Re: [PATCH] arm: fix page faults in do_alignment

From: Russell King - ARM Linux admin
Date: Fri Aug 30 2019 - 16:31:34 EST


On Fri, Aug 30, 2019 at 02:45:36PM -0500, Eric W. Biederman wrote:
> Russell King - ARM Linux admin <linux@xxxxxxxxxxxxxxx> writes:
>
> > On Fri, Aug 30, 2019 at 09:31:17PM +0800, Jing Xiangfeng wrote:
> >> The function do_alignment can handle misaligned address for user and
> >> kernel space. If it is a userspace access, do_alignment may fail on
> >> a low-memory situation, because page faults are disabled in
> >> probe_kernel_address.
> >>
> >> Fix this by using __copy_from_user stead of probe_kernel_address.
> >>
> >> Fixes: b255188 ("ARM: fix scheduling while atomic warning in alignment handling code")
> >> Signed-off-by: Jing Xiangfeng <jingxiangfeng@xxxxxxxxxx>
> >
> > NAK.
> >
> > The "scheduling while atomic warning in alignment handling code" is
> > caused by fixing up the page fault while trying to handle the
> > mis-alignment fault generated from an instruction in atomic context.
> >
> > Your patch re-introduces that bug.
>
> And the patch that fixed scheduling while atomic apparently introduced a
> regression. Admittedly a regression that took 6 years to track down but
> still.

Right, and given the number of years, we are trading one regression for
a different regression. If we revert to the original code where we
fix up, we will end up with people complaining about a "new" regression
caused by reverting the previous fix. Follow this policy and we just
end up constantly reverting the previous revert.

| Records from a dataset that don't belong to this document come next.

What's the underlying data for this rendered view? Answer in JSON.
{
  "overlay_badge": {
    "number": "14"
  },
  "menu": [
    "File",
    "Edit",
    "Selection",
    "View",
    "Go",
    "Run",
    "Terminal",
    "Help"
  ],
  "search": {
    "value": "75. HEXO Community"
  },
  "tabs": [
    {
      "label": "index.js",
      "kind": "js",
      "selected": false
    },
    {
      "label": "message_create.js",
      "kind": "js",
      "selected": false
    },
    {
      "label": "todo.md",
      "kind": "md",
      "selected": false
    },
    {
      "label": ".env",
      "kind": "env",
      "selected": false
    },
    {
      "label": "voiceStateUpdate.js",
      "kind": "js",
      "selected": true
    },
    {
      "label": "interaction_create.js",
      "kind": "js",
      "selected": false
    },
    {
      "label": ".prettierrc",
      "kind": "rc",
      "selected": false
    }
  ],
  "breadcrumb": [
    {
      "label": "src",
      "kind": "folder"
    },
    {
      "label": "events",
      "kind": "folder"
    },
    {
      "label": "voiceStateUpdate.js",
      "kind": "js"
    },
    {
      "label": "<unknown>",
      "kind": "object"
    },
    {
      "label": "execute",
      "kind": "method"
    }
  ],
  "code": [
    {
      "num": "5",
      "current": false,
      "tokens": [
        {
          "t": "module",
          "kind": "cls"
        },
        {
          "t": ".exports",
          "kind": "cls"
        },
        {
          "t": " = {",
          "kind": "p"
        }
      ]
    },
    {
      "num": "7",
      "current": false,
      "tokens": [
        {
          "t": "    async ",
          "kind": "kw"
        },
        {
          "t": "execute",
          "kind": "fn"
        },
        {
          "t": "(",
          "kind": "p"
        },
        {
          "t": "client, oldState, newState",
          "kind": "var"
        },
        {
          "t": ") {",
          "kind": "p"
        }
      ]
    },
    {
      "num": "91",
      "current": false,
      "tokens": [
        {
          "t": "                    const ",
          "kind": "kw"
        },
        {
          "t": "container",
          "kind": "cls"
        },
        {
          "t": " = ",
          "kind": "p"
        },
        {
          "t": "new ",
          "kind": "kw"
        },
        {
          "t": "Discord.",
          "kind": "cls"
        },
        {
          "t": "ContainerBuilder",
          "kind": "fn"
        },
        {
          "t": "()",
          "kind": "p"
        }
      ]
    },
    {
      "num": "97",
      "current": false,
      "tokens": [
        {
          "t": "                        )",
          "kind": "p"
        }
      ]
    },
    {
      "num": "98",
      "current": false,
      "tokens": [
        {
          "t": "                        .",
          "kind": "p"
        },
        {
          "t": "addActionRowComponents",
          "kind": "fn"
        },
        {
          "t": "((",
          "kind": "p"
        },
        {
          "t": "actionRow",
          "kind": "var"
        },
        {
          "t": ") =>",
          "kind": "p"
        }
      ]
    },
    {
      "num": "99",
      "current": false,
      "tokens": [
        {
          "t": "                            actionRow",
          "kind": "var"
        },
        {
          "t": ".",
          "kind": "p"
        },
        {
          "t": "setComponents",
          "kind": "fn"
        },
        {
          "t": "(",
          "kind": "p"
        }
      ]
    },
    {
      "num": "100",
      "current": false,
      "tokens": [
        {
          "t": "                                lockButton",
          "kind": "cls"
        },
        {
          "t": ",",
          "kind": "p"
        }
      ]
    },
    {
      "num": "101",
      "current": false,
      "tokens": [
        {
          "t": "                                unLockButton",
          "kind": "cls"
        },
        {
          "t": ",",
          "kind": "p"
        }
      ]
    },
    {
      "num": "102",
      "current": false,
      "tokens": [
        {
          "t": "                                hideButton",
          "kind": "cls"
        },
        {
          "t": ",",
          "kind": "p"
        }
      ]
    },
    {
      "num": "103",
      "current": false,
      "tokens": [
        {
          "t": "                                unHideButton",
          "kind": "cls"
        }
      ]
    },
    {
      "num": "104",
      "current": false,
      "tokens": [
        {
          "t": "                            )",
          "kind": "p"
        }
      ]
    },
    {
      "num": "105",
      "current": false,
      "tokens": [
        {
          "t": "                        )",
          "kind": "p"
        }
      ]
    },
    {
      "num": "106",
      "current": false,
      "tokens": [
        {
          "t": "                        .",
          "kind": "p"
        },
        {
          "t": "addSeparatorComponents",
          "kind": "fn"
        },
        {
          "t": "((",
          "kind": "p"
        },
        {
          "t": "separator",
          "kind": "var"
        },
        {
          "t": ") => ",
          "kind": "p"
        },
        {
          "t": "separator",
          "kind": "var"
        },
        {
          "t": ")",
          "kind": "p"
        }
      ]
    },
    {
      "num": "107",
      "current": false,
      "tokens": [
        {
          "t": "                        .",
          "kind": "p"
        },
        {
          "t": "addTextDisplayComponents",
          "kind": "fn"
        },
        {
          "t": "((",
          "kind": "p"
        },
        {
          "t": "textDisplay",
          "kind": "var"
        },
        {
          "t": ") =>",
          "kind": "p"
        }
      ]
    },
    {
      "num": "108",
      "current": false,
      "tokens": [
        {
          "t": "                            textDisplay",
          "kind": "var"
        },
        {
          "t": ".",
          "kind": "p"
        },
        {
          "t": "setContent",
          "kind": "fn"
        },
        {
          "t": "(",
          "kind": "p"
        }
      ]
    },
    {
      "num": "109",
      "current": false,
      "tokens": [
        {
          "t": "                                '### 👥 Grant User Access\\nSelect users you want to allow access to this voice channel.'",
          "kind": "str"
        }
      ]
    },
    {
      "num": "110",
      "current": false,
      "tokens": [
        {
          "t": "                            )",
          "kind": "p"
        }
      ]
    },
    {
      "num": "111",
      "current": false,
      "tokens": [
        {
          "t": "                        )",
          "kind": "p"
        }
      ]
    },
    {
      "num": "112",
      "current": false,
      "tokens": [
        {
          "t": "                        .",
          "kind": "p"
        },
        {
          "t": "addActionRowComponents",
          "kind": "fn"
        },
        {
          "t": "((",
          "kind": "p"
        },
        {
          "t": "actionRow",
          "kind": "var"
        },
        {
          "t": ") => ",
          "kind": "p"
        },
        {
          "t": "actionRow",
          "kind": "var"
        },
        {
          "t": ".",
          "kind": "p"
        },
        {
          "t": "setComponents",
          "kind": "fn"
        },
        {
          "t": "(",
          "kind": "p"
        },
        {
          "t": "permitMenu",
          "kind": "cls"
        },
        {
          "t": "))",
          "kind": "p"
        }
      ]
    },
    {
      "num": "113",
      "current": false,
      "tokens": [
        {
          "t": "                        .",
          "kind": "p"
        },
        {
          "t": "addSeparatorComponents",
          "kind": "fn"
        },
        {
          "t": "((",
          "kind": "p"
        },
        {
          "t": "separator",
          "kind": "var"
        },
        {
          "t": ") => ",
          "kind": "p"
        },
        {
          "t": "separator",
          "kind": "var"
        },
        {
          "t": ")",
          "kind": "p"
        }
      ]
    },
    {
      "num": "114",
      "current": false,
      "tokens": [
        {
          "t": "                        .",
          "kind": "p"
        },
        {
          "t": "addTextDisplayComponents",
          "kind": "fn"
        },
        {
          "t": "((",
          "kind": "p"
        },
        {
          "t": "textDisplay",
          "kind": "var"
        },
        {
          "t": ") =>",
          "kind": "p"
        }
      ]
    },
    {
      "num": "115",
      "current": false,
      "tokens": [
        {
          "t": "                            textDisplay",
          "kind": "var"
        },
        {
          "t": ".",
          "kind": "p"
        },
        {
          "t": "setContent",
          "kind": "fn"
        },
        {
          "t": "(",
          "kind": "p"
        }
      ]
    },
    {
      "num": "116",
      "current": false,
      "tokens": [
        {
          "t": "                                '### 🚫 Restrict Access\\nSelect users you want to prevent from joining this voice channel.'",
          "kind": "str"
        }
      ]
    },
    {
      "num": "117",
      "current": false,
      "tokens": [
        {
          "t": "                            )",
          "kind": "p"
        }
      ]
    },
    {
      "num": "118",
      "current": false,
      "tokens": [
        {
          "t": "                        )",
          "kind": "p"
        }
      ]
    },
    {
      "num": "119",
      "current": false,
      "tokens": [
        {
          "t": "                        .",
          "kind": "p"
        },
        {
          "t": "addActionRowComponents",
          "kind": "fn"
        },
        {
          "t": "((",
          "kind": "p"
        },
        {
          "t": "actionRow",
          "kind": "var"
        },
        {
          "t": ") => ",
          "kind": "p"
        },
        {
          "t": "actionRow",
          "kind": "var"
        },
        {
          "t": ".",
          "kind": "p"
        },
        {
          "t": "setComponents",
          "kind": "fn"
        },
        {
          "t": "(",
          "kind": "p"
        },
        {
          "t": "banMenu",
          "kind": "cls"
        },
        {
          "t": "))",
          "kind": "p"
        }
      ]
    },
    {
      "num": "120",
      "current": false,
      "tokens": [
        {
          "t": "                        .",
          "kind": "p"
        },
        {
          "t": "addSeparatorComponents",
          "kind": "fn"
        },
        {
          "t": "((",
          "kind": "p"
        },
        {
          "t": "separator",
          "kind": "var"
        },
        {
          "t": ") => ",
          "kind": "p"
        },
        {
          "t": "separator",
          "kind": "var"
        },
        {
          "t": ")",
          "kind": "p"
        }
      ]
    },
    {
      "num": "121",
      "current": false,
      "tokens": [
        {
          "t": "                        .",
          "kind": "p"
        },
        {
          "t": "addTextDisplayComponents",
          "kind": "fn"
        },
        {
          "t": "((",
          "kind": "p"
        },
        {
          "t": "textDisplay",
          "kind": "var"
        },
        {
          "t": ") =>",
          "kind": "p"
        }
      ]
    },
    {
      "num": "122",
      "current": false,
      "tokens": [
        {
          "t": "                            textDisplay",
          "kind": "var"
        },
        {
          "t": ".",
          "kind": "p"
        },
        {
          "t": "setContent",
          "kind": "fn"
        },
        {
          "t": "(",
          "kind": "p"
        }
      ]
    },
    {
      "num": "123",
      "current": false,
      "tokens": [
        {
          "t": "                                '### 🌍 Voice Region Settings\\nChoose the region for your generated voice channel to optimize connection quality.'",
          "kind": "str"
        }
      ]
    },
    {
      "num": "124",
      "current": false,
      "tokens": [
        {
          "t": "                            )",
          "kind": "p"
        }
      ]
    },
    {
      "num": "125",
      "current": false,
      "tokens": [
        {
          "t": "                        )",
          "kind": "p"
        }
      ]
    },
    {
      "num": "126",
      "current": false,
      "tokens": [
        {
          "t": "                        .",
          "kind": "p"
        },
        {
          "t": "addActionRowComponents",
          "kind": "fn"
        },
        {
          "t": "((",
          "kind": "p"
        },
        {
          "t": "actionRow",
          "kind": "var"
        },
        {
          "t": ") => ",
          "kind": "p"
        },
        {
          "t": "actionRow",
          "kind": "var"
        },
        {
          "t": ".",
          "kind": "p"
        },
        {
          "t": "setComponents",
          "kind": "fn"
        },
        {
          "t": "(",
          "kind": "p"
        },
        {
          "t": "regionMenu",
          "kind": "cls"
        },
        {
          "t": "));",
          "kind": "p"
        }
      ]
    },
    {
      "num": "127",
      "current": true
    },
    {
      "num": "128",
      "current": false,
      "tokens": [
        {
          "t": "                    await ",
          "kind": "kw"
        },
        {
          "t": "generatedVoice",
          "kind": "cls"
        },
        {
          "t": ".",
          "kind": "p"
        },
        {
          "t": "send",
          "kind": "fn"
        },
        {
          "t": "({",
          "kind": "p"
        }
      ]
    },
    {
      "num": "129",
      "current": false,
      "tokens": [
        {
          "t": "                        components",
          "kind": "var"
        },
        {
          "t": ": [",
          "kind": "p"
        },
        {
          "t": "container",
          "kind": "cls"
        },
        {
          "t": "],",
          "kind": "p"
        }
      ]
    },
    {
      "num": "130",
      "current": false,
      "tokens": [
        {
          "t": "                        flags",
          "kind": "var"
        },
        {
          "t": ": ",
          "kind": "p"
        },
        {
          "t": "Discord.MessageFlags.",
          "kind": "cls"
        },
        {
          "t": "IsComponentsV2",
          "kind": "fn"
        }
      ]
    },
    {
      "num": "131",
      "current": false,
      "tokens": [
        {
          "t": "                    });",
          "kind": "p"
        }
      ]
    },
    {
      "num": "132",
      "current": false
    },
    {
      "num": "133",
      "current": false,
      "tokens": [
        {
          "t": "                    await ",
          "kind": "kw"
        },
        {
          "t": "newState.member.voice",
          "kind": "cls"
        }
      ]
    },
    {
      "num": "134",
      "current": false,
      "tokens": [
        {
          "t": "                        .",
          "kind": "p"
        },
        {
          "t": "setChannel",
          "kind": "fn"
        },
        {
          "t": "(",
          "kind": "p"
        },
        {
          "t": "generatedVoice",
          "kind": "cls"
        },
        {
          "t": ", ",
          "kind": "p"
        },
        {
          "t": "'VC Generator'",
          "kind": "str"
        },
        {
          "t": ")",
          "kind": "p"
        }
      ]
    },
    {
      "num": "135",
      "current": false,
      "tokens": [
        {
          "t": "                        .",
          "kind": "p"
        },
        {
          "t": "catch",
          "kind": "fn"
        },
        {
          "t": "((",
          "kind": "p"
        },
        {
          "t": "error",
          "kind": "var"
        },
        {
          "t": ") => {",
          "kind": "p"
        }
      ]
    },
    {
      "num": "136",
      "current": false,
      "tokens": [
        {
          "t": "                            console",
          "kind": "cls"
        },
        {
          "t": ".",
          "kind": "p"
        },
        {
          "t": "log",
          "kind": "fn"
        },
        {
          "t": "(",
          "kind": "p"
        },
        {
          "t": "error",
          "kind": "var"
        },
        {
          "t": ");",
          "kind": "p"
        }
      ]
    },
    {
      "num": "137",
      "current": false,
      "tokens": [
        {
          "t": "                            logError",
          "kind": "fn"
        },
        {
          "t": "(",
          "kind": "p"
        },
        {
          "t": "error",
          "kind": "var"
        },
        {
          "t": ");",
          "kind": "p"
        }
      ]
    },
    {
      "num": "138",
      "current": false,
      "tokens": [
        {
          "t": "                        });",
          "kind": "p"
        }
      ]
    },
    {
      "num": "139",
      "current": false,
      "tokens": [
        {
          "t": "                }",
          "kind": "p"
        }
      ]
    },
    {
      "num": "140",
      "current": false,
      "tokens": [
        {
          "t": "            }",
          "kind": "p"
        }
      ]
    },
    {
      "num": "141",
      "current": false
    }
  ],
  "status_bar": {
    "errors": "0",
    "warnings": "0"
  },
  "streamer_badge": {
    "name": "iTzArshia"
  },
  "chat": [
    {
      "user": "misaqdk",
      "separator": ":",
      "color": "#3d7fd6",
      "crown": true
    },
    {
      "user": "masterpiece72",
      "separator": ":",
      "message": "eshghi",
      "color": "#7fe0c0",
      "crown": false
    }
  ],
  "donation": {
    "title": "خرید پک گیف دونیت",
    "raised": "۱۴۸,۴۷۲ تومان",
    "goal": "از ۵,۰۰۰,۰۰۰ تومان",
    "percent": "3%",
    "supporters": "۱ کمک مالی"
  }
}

The window is very small - the page in question will have had to have
instructions read from it immediately prior to the handler being entered,
and would have had to be made "old" before subsequently being unmapped.

Rather than excessively complicating the code and making it even more
inefficient (as in your patch), we could instead retry executing the
instruction when we discover that the page is unavailable, which should
cause the page to be paged back in.

If the page really is unavailable, the prefetch abort should cause a
SEGV to be raised, otherwise the re-execution should replace the page.

The danger to that approach is we page it back in, and it gets paged
back out before we're able to read the instruction indefinitely.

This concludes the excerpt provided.